Jess was too furious to speak. No, wait, she wasn’t.

‘Where am I supposed to sleep, then?’ she snapped. ‘Out on the pavement?’

‘Don’t be silly, love. The spare bedroom upstairs.’ Jess’s mum had the best bedroom upstairs, the big one at the front. The second-best bedroom was her mum’s study. It was lined with bookshelves and there were three filing cabinets and a huge desk. It was just overflowing with political stuff. From this nerve-centre the local anti-war campaign was organised. Papers lay about everywhere. There were huge piles of antiwar leaflets. Thousands of them. And there were the banners which Jess’s mum carried in the marches. The third bedroom was tiny. A box room. Just about enough room for a bed. Barely big enough to accommodate a pet gerbil. Hardly enough room to lie down without having your legs sticking out of the window or your head out on the landing.

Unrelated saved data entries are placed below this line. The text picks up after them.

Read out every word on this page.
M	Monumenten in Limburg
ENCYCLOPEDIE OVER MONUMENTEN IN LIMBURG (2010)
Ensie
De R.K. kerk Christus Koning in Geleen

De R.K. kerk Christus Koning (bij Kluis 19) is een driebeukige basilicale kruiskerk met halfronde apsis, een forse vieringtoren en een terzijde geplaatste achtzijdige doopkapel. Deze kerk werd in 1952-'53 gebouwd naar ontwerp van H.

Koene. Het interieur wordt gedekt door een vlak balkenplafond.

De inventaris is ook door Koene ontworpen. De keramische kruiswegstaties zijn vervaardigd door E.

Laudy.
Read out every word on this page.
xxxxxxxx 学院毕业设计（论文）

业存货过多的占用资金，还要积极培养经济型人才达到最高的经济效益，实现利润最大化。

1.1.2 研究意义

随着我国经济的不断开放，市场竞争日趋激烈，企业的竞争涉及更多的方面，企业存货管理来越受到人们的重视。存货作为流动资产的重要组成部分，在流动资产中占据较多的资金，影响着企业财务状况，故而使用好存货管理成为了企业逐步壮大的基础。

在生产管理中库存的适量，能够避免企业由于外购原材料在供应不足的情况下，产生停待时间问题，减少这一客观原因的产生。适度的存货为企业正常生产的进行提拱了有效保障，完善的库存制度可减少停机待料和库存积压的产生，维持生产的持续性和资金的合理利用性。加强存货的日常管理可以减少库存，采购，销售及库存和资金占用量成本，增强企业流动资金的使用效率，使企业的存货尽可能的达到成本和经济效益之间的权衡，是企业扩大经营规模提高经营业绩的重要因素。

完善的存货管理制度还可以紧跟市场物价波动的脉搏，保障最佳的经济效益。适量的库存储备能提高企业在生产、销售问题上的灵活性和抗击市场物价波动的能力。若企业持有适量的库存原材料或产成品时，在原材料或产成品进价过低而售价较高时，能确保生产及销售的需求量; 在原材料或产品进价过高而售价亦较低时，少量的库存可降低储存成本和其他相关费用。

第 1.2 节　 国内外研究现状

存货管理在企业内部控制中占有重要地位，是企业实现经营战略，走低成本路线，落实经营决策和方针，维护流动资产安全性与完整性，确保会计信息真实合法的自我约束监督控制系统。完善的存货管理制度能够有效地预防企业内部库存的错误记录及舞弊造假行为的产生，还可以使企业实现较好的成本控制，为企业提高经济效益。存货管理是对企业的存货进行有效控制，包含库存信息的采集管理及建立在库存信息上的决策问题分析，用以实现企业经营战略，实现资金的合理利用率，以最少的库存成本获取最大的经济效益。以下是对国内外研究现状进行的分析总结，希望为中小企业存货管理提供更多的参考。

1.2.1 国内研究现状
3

‘Why can’t I have your study?’ Jess cried.

‘Jess, darling, you know why not. I need that study. There’s so much stuff. You know I have to keep the peace campaign going, love. It’s for your generation – to give you a future. To stop war.’

‘Well, I love war!’ Jess’s temper snapped. A wave of red-hot fury washed through her. ‘I think war’s terrific! And when I leave school I’m going to join the army and kill as many people as possible! Now please can I get into my room for what may possibly be the last time!’ She pushed past her mother.

What on earth . . . What had happened to her room? All her clothes had been pulled out of the drawers and tossed into cardboard boxes. The posters had been taken down and rolled up. It wasn’t her room any longer. Evicted already.

‘It looks like a bomb’s hit it!’ cried Jess. Usually it was her mum who bawled out those very words about her room. This was a moment of revenge. But it wasn’t much comfort.

‘If you’d ever seen a room that had
really
been hit by a bomb, you wouldn’t use that phrase so lightly!’ yelled her mum, trying to make Jess feel guilty in a really horrid way. ‘I’ve just started packing up your stuff, because the thing is, Granny’s coming tomorrow. It’s very short notice. Her neighbour rang me this evening. Apparently she’s strained some ligaments in her knee and it’ll be much easier to look after her here.’

‘OK, OK, I get the picture!’ Jess bent down and scooped some clothes into a bag: her jeans, a T-shirt and sweatshirt, nice warm socks and trainers.